Until she was thirteen, Hurston does not exist at all in anything resembling a state of “double consciousness” at all. By contrast, since she grows up in an all-African American rural town and only rarely has any contact with passing white people, she could be said to live, changing Dubois’ words, in a state of innocent pre-consciousness. As she makes clear, she only “became” African American, as she points it when sent to school in Jackson at the age of thirteen. (1008). Prior to that, she had existed in a state of ignorance and innocence about the color of her skin – wholly unaware and ignorant of the wider society, white and largely racist, that she lived surrounded by. She sings and dances to entertain the white tourists who travel through her home town; they throw her coins and in this we might be tempted to see an echo of what DuBois writes about white people patronizing black people with “amused contempt and pity.” (45).
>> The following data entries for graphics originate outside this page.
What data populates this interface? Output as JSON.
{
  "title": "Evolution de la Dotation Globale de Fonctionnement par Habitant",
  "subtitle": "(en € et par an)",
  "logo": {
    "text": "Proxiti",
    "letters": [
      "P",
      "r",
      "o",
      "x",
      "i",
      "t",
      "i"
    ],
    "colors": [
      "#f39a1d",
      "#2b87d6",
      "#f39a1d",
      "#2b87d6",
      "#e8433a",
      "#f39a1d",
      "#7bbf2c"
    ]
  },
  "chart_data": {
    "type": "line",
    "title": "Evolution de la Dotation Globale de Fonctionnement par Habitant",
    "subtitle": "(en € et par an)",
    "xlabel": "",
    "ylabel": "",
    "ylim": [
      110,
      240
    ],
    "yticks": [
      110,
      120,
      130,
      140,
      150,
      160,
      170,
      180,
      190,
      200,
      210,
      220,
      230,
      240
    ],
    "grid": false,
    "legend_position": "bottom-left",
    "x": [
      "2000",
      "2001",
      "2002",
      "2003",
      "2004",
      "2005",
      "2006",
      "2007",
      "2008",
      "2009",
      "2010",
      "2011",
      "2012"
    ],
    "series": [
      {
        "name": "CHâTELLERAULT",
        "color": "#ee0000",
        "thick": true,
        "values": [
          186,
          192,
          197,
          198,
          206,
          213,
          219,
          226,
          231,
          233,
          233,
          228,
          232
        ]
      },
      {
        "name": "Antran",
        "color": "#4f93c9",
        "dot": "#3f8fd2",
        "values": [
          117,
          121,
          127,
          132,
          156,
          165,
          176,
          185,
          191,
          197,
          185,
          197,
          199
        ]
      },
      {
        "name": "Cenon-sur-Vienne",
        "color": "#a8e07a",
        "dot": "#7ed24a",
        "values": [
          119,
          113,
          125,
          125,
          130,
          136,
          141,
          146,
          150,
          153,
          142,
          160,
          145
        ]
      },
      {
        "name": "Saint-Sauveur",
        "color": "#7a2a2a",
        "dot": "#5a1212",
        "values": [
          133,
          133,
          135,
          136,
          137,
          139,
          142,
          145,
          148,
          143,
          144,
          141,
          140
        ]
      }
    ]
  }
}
It is true that there are some occasions when she feels the veracity of Dubois’ phrase the “double consciousness”: she writes, for example, “I feel most colored when set against a sharp white background,” (1009) and she describes of being in a New York jazz club with a white male acquaintance. The scene she describes is hilarious because it contrasts her reactions with those of her white friend and their reactions are so very different. Hurston’s whole body responds rhythmically and physically to the beat of the jazz band until she writes, “I am in the jungle and living in the jungle way….My pulse is throbbing like a war drum.” (1010.). By contrast, her white companion’s reaction to the lively jazz music is completely different. Her white friend comments, in a comic and inappropriate anti-climax, “Good music they have here.” (1010). Hurston writes, “He is so pale with his whiteness then and I am so colored.” (1010).
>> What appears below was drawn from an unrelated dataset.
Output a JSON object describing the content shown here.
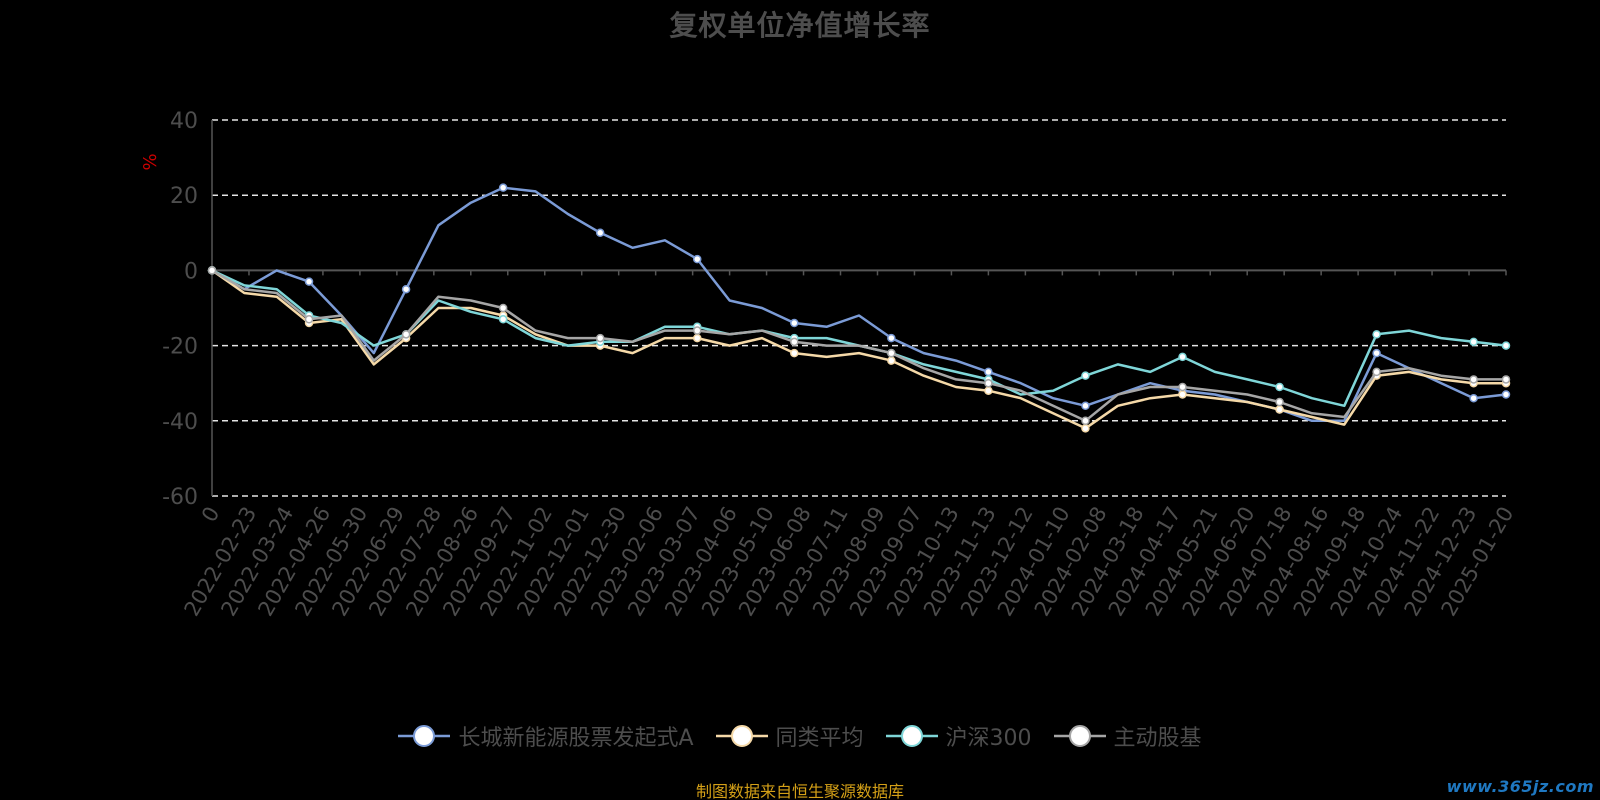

However, generally speaking, Hurston’s attitude is much more optimistic and positive than Dubois’ talk of “two warring ideals” and the conflict those words imply. Hurston writes, “at certain times I have no race,” (1010) and she also states, “I belong to no race and no time. I am the eternal feminine with its string of beads.” (1010). In contrast to Dubois, Hurston seems genuinely more confident and content with her identity as an African American, and states, in complete and utter contradiction of DuBois, “I have no separate feeling about being an American citizen and colored…. My country right or wrong. (1010). Furthermore, she dismisses the historical legacy of slavery, which she proclaims is, “sixty years in the past.” (1009).
Hurston’s confidence and sheer optimism in herself as an American individual woman is very different from Dubois’s analysis of being an African American in a predominately racist society. The publication date of Hurston’s essay and her status and reputation at the time of publication may help to explain her very different experience and perspective. In 1929 Hurston was a leading and important figure in the Harlem Renaissance – an innovative and exciting arts movement centered on Harlem and lad by a number of African Americans who produced a range of important cultural and artistic achievements – in every field of culture: literature, painting, music and sculpture. Perhaps being a leading light of this movement explains her confidence which contrasts so tellingly with Dubois.
Works Cited
DuBois , W E B. The Souls of Black Folk. 1903. Chicago: McClurg. Web.
Hurston, Zora Neale.”How It Feels to Be Colored Me’. 1928. Pages 1008 – 1011. Gates Jr., Henry Louis & McKay, Nellie Y.. (eds) The Norton Anthology of African American Literature. 1997. New York: W.W. Norton. Print.